Aroma: Strong malt with hints of toast. Some background notes of dark fruit, though it's very faint. No hop aroma, and pretty clean. The fruit is inappropriate for the style if it's coming from esters produced by the yeast. I have a feeling the fruitiness here though is coming from the Munich malt, as it's very subdued. (9 out of 12 points)
Appearance: Medium copper with an orange tint. The clarity isn't great. Small off-white head dissipates quickly, leaving very little lacing. (1 out of 3 points)
Flavor: Biscuity and, like the aroma, there's a toasty aspect to it. Mild hop bitterness with no hop flavor. There's an initial malty sweetness that lingers a little, finishing sort of semi-dry (and maybe not dry enough for the style). Clean overall. (14 out of 20 points)
Mouthfeel: Carbonation is low to medium. The body is a little thin. No astringency and very smooth. (3 out of 5 points)

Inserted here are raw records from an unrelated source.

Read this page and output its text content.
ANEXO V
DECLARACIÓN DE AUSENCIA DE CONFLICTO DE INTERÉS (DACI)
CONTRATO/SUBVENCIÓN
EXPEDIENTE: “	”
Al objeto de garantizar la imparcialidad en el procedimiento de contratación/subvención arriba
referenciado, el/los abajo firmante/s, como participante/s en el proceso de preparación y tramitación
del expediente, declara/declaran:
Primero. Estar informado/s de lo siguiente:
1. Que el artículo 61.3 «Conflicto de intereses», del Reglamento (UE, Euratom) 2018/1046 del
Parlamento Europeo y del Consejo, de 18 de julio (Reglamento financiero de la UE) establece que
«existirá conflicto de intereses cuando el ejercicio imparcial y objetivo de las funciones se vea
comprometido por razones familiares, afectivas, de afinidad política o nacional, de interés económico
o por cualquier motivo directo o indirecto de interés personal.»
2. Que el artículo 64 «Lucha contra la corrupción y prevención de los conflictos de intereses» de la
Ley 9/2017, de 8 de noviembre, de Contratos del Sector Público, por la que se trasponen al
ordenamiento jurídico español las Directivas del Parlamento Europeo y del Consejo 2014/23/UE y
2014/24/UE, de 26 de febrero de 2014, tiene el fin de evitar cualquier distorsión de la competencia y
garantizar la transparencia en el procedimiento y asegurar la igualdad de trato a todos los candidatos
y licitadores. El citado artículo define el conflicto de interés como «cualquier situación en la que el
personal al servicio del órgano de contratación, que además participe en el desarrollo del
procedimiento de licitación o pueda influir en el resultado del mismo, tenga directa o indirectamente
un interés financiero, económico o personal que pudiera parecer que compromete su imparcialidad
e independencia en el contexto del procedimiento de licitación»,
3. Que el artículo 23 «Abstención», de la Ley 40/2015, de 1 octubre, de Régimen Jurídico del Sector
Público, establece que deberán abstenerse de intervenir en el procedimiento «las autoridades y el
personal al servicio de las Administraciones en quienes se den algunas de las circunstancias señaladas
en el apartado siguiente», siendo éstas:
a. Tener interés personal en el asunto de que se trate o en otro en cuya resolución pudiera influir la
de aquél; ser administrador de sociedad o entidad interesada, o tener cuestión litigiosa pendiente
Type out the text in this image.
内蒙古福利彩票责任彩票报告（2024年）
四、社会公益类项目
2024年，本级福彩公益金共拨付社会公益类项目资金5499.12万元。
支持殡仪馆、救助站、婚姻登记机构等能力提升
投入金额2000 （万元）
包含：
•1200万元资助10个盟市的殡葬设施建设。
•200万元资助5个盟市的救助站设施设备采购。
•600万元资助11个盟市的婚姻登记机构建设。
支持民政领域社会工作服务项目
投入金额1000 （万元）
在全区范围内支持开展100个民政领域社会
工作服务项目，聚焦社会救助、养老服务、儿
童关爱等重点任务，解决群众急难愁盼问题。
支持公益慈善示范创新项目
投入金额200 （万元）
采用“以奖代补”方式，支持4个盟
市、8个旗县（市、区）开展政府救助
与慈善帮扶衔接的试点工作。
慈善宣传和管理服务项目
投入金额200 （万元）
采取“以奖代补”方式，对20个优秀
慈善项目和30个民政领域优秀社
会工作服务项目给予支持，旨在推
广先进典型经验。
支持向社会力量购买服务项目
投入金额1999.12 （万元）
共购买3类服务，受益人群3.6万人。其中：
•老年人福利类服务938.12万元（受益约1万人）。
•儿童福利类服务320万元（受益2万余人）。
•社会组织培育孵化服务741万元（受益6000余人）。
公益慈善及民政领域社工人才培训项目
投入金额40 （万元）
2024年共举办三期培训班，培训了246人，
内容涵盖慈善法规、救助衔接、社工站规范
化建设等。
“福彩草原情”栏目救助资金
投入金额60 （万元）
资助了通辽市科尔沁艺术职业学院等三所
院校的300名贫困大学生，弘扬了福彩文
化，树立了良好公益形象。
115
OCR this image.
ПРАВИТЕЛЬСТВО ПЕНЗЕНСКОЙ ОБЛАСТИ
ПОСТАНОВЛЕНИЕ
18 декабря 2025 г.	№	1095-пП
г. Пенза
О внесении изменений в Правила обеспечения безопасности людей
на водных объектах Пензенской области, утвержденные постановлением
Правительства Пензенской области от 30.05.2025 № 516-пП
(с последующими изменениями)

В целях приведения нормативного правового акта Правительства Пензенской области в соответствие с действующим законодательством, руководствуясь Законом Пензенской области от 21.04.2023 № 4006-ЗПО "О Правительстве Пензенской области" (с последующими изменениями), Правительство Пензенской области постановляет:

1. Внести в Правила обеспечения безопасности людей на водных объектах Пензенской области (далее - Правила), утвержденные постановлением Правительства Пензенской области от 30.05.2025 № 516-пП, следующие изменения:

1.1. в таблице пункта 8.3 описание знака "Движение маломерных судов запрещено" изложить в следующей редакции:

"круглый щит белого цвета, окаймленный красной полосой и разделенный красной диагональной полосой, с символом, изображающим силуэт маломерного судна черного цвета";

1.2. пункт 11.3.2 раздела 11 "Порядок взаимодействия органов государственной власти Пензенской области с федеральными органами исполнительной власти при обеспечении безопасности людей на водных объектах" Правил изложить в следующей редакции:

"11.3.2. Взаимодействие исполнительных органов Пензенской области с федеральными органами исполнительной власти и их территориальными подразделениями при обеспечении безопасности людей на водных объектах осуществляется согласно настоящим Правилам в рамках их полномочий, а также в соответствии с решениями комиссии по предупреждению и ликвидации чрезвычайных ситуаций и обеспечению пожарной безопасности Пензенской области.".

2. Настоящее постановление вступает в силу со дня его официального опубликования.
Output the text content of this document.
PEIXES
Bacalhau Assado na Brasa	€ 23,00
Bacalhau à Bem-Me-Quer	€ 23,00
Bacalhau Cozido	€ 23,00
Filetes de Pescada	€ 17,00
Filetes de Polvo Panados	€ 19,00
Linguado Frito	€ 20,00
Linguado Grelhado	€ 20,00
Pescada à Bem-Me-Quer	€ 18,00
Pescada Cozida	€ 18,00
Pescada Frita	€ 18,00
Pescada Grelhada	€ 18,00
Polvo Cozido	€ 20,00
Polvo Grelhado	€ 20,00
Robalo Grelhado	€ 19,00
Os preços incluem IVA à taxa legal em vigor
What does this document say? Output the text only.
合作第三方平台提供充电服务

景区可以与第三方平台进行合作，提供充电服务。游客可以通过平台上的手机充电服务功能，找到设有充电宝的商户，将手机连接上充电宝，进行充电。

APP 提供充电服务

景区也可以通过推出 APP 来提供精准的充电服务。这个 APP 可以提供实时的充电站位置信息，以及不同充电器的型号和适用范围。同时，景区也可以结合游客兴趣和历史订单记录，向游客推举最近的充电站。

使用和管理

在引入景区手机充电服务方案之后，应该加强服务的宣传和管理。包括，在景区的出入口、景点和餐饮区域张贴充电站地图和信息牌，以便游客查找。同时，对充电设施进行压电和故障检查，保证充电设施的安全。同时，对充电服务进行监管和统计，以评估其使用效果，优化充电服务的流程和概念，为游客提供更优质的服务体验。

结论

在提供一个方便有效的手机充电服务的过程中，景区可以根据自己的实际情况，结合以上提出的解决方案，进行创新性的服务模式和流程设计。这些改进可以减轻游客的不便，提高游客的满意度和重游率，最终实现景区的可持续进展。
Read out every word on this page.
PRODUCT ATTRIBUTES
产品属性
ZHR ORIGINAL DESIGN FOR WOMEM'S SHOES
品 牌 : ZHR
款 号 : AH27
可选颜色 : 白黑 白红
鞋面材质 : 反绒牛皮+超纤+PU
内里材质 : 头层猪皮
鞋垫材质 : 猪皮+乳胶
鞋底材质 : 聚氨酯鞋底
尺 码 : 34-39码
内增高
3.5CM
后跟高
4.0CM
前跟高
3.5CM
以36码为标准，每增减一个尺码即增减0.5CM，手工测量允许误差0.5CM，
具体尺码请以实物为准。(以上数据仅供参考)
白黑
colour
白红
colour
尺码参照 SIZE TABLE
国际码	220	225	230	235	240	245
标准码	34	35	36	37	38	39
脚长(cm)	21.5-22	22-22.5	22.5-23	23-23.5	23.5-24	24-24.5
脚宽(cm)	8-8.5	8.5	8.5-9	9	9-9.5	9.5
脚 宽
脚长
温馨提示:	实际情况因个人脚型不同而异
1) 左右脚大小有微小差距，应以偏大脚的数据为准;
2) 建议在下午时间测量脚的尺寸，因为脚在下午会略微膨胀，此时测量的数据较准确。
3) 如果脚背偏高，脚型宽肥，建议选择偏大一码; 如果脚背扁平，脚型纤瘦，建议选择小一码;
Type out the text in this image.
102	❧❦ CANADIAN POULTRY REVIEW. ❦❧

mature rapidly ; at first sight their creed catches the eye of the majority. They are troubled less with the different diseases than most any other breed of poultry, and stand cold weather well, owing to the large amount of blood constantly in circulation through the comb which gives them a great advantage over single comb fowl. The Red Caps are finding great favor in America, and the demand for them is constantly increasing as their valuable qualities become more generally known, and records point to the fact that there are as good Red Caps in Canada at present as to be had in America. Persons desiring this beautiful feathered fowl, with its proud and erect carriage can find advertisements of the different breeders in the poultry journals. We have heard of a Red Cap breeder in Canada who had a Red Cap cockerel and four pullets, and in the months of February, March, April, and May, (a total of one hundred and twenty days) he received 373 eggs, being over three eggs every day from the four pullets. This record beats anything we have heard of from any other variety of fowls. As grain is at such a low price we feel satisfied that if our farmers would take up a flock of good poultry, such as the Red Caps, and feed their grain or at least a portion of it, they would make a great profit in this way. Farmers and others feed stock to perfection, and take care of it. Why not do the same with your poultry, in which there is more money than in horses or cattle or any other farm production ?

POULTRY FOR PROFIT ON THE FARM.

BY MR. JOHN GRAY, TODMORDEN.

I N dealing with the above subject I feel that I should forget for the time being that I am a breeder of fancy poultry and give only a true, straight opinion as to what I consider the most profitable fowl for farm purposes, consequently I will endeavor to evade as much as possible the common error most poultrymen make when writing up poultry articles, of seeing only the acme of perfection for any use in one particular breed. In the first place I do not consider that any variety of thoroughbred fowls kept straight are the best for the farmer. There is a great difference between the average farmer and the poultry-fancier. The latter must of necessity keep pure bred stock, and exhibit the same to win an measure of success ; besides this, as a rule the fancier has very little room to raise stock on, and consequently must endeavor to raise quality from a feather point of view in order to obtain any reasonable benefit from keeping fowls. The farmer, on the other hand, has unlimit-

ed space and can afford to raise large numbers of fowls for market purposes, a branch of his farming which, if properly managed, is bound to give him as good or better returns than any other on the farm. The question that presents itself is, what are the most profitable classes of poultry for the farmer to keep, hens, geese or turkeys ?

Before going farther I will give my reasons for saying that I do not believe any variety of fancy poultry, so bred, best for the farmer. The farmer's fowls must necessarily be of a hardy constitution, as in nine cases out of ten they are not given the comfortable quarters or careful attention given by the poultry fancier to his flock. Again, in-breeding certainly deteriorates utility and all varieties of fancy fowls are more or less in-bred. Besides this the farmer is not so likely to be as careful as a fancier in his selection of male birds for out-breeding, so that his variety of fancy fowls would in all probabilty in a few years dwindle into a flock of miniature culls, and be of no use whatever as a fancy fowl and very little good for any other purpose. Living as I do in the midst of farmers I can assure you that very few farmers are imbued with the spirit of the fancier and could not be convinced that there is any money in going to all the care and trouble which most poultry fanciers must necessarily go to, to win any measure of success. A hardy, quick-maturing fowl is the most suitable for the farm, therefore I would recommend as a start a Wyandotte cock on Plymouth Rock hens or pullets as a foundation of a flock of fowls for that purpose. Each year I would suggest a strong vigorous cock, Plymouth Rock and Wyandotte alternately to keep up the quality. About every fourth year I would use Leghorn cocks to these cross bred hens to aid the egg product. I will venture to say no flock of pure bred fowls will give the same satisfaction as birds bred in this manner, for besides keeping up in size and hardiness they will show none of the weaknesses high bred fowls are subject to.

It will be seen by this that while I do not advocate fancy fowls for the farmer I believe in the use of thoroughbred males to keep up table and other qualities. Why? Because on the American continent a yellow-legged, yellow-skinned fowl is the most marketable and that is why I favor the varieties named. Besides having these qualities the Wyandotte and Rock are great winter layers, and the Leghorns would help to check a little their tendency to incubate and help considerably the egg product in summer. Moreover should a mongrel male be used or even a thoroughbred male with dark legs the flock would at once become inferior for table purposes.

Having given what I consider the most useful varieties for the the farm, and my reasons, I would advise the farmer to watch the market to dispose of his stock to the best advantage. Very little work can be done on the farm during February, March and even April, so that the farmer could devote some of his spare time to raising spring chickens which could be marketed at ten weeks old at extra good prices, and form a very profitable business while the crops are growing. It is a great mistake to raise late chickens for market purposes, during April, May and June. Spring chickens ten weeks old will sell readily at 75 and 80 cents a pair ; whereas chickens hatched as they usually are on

Overall Impression: A smooth, malt-focused lager. Carbonation is a little low--it could probably use a little more time to condition in the bottle. Increased carbonation will help a great deal with head formation/retention as well as the thin body. Quite tasty and very drinkable though--the flavor and aroma are really nice. (6 out of 10 points)
Total Score: 33 out of 50 points, which falls into the "Very Good" range.
So there you have it, I brewed a 33 point beer, which is something to be proud of. Yes, it's a 66%, but any score in the 30s is very good for a competition (plus 66% is better than I did on any college exam). For those who live in DC, I'll be visiting this weekend, and I plan on bringing a six-pack with me to share.
On the DC note, I'm heading down there for the weekend to attend SAVOR on Saturday, which I'm really excited about. SAVOR is a craft beer & food pairing event held at the National Building Museum. In addition to the main event, I also have tickets to a mini "salon" of beer and chocolate pairing--how could you go wrong?!?! Full update on that after the weekend!